Quando os militantes das organizações populares empenham-se na luta pelos direitos dos cidadãos, objetivam desde a concretização de condições mínimas de infra-estrutura nos bairros (saneamento, transportes) até a garantia de um sistema educacional e de saúde, por exemplo, que permitam ao homem, à coletividade, viver dignamente. Mas, ao buscar a satisfação das necessidades do gênero humano, estão em jogo também a satisfação e a realização das necessidades particulares e individuais, porque "a elevação ao humano-genérico não significa jamais uma abolição da particularidade" (Heller, 1992, p. 24), e nem tampouco um desligamento completo das atividades cotidianas que, segundo a autora, se compõem da "organização do trabalho e da vida privada, os lazeres e o descanso, a atividade social sistematizada, o intercâmbio e a purificação" (Heller, 1992, p. 18).

O presente artigo é parte de uma dissertação de mestrado e tem como propósito discutir a avaliação que as lideranças de movimentos populares fazem da relação entre a militância e suas vidas cotidianas. Cabe ressaltar que compreendemos a militância política como parte do cotidiano dessas lideranças, mas que para efeito deste trabalho estabelecemos "vida cotidiana" como os aspectos relacionados à vida familiar, ao trabalho, as relações de amizade, dentre outros.

Metodologia

Entre as décadas de 1960 e 1990, o Brasil passou por profundas alterações e modificações em seu contexto sócio-econômico-político e as lutas e organizações tiveram importante papel nesse processo. Dessa forma, buscamos considerar os diferentes contextos em que as lideranças se inseriram nas lutas e organizações populares, pois, havia uma hipótese inicial de que tal fato poderia ter influência sobre a concepção de militância e a forma de participação assumida pelas lideranças.

Foi então realizado um Estudo Exploratório e foram considerados três (03) períodos de inserção na militância, a saber: 1º período – após 1964, com a instauração da ditadura militar até final da década de 1970, quando ocorre o início da abertura política; 2º período – entre 1980 e 1985, caracterizado pela transição democrática no país e pela articulação dos diversos movimentos populares; 3º período – entre 1986 e 1994, sendo caracterizado pelo restabelecimento da democracia no país, aliado ao avanço dos movimentos organizados no que diz respeito à garantia constitucional de mecanismos de participação popular e, ao mesmo tempo, pela dificuldade em mobilizar e organizar a população para suas ações.

Foram estabelecidos como critérios para seleção dos sujeitos a serem entrevistados: a) o inicio da participação em lutas e organizações populares em um dos três períodos propostos; b) o fato de serem apontados e reconhecidos pelos diversos participantes de organizações populares, como lideranças, mesmo que já não assumissem qualquer cargo formal de direção; c) a participação em alguma forma da organização popular por, no mínimo, três anos.

Foram entrevistados 12 sujeitos, seis mulheres e seis homens, sendo quatro para cada período de inserção.

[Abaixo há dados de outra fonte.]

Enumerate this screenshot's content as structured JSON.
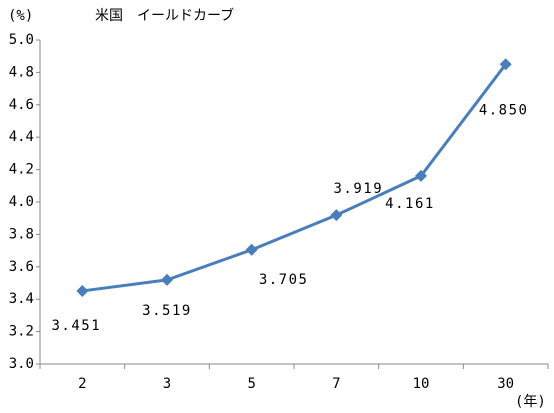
{
  "chart_data": {
    "type": "line",
    "title": "米国　イールドカーブ",
    "y_label": "(%)",
    "x_label": "(年)",
    "categories": [
      "2",
      "3",
      "5",
      "7",
      "10",
      "30"
    ],
    "series": [
      {
        "name": "米国",
        "color": "#4a7ebb",
        "values": [
          3.451,
          3.519,
          3.705,
          3.919,
          4.161,
          4.85
        ]
      }
    ],
    "value_labels": [
      "3.451",
      "3.519",
      "3.705",
      "3.919",
      "4.161",
      "4.850"
    ],
    "ylim": [
      3,
      5
    ],
    "yticks": [
      {
        "value": 3,
        "label": "3.0"
      },
      3.2,
      3.4,
      3.6,
      3.8,
      {
        "value": 4,
        "label": "4.0"
      },
      4.2,
      4.4,
      4.6,
      4.8,
      {
        "value": 5,
        "label": "5.0"
      }
    ],
    "grid": false
  }
}
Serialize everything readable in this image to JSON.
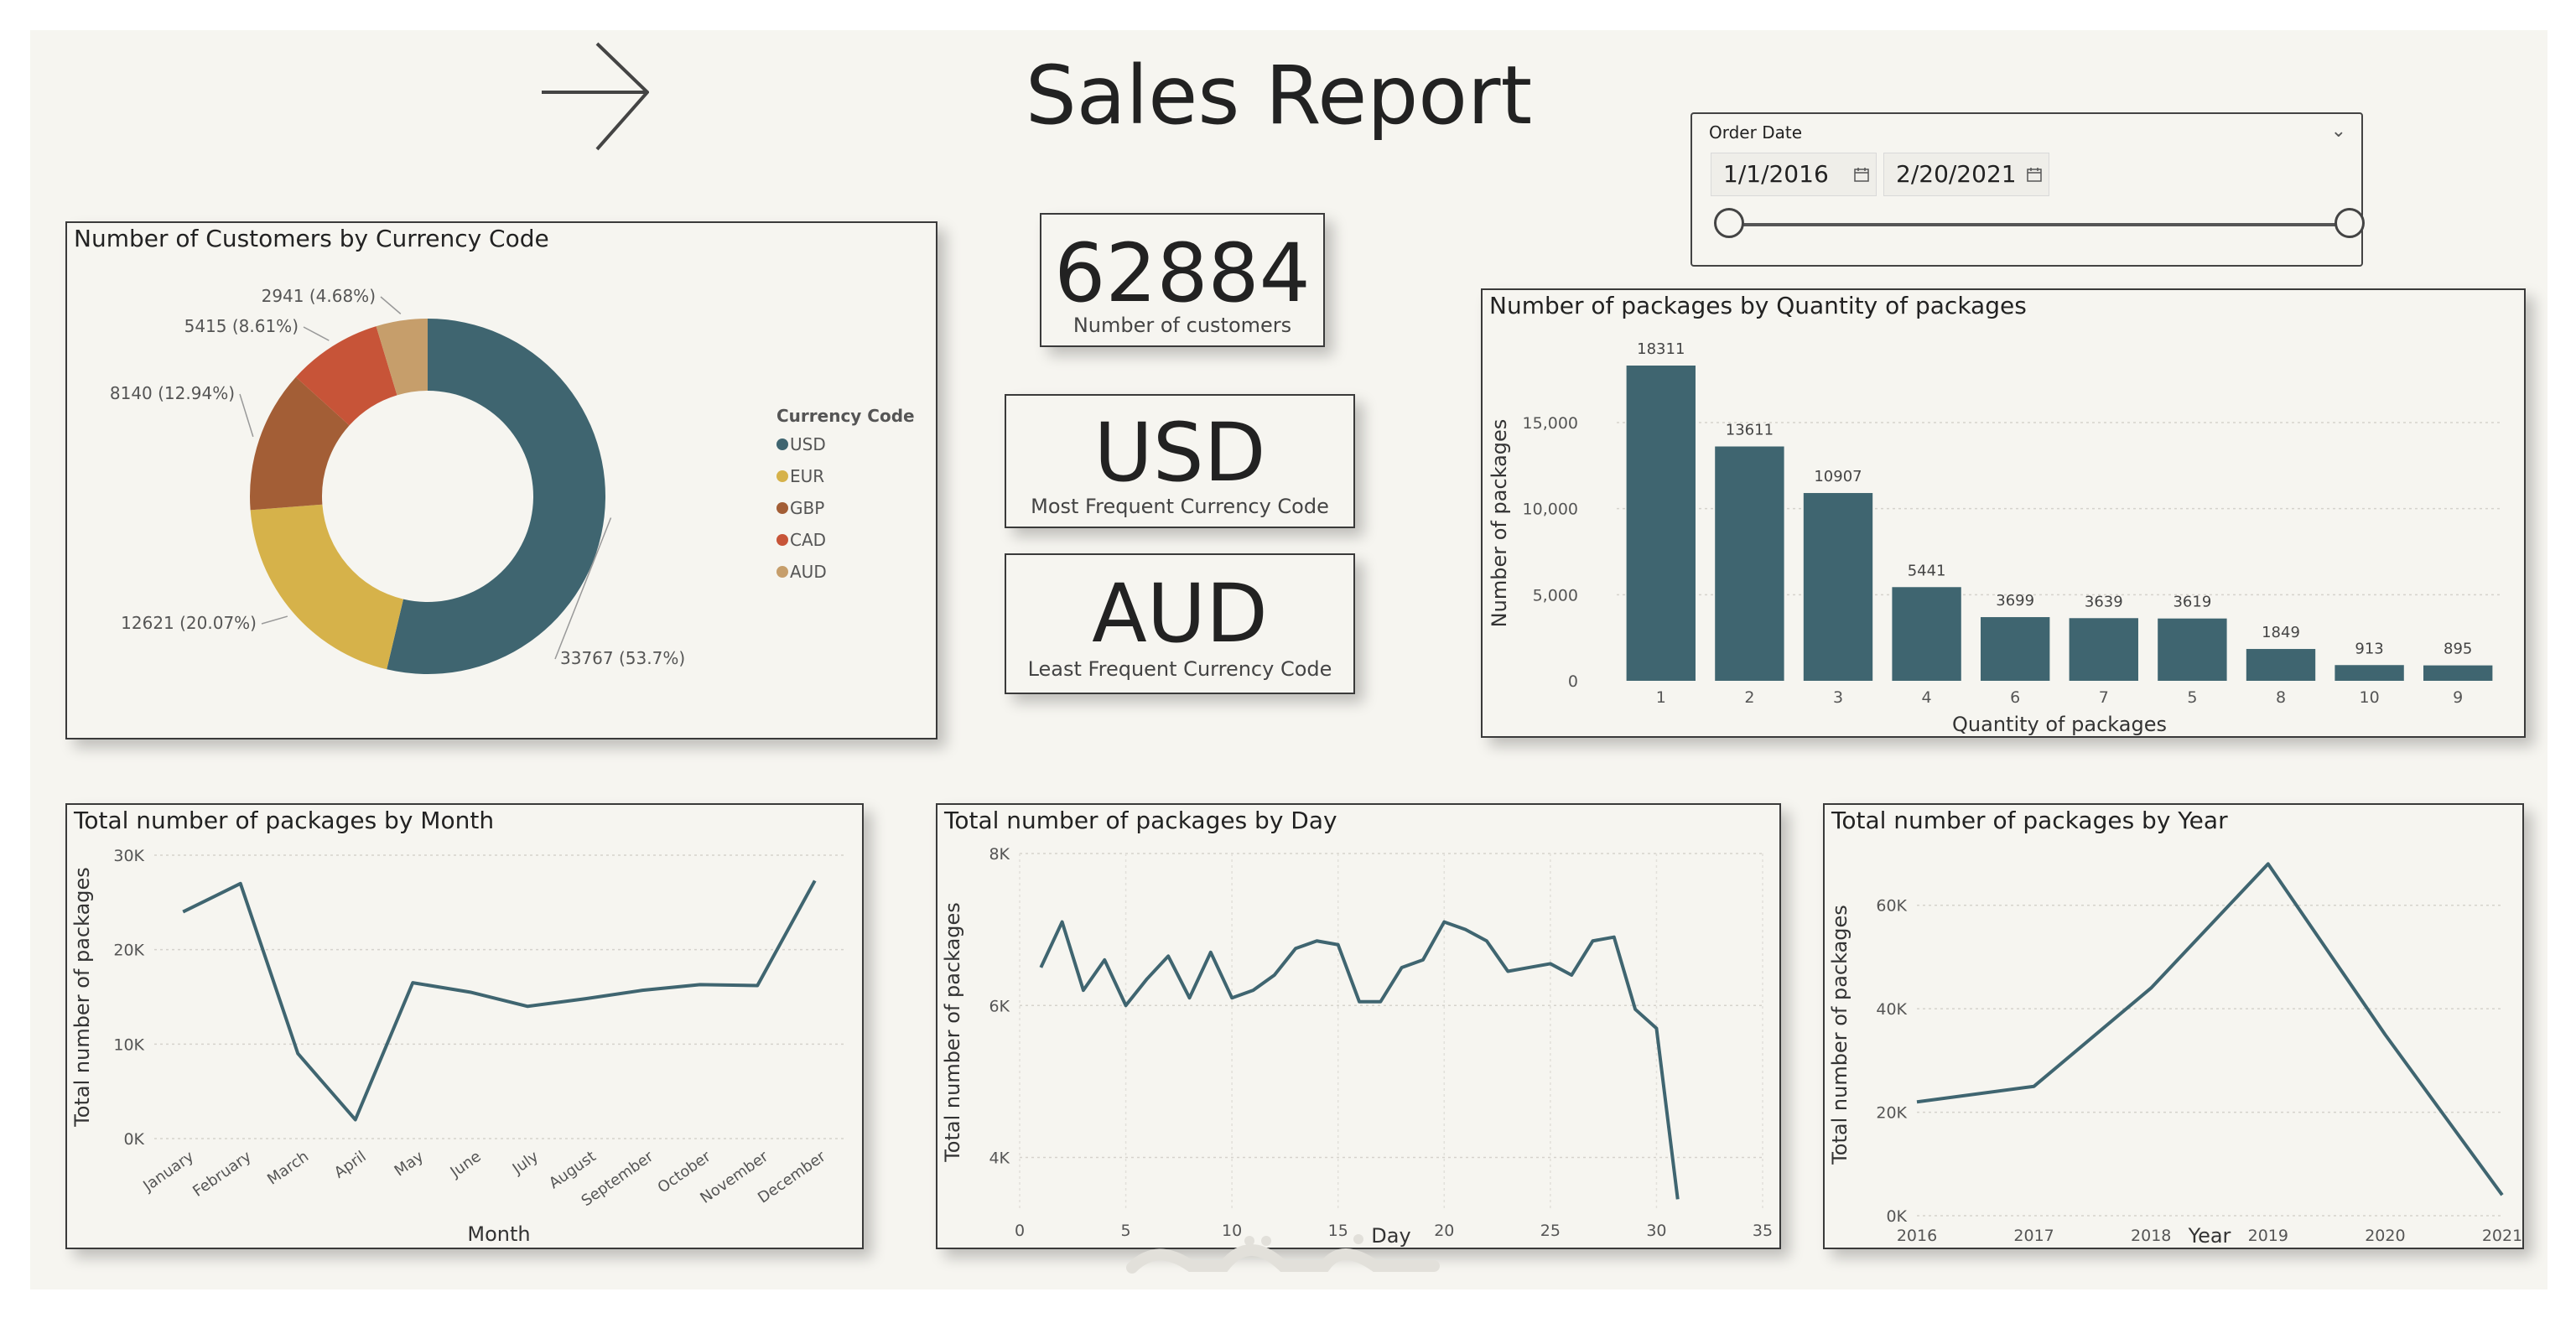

Foi realizada uma entrevista aberta, semi-estruturada, em profundidade que permitia ao sujeito narrar sua própria história. Os dados foram submetidos à análise de conteúdo e distribuídos em três blocos temáticos: 1º – Trajetória da militância; 2º – Vida cotidiana e militância e 3º – Avaliação do movimento popular. Para efeito deste artigo, contudo, serão discutidos os dados referentes ao 2º bloco.

As lideranças entrevistadas foram identificadas da seguinte forma: F para as lideranças femininas e M para as lideranças masculinas. Os números 1, 2 indicam as lideranças do 1º período de inserção; os números 3, 4 para o 2º período de inserção e 5 e 6 para o último período.

Resultados

Quem são as lideranças?

No Quadro 1, é possível identificar os sujeitos entrevistados, quanto ao sexo, período de inserção na militância, idade, estado civil, número de filhos, escolaridade e atividade profissional desenvolvida. Cabe ressaltar também, que todas as lideranças são oriundas das Comunidades Eclesiais de Base (CEB's3 3 As CEB's surgiram no final da década de 1960. Detiveram importante papel na organização e condução de diversas lutas populares durante os anos da ditadura militar, pois, em consonância com os princípios de conscientização através da fé, defendidos pela Igreja, permitiam aos moradores das comunidades se reunirem, refletirem e desencadearem ações para a busca de soluções dos diversos problemas vividos pela população. ).


Vida cotidiana e militância

Os dados aqui apresentados referem-se às avaliações que as lideranças fazem a respeito das vantagens, ganhos e benefícios proporcionados pela militância, bem como as perdas, problemas, dificuldades e desvantagens. Abrangem, também, a forma como essas lideranças avaliam o convívio entre militantes e o modo como percebem as reações de seus familiares e amigos frente à sua militância.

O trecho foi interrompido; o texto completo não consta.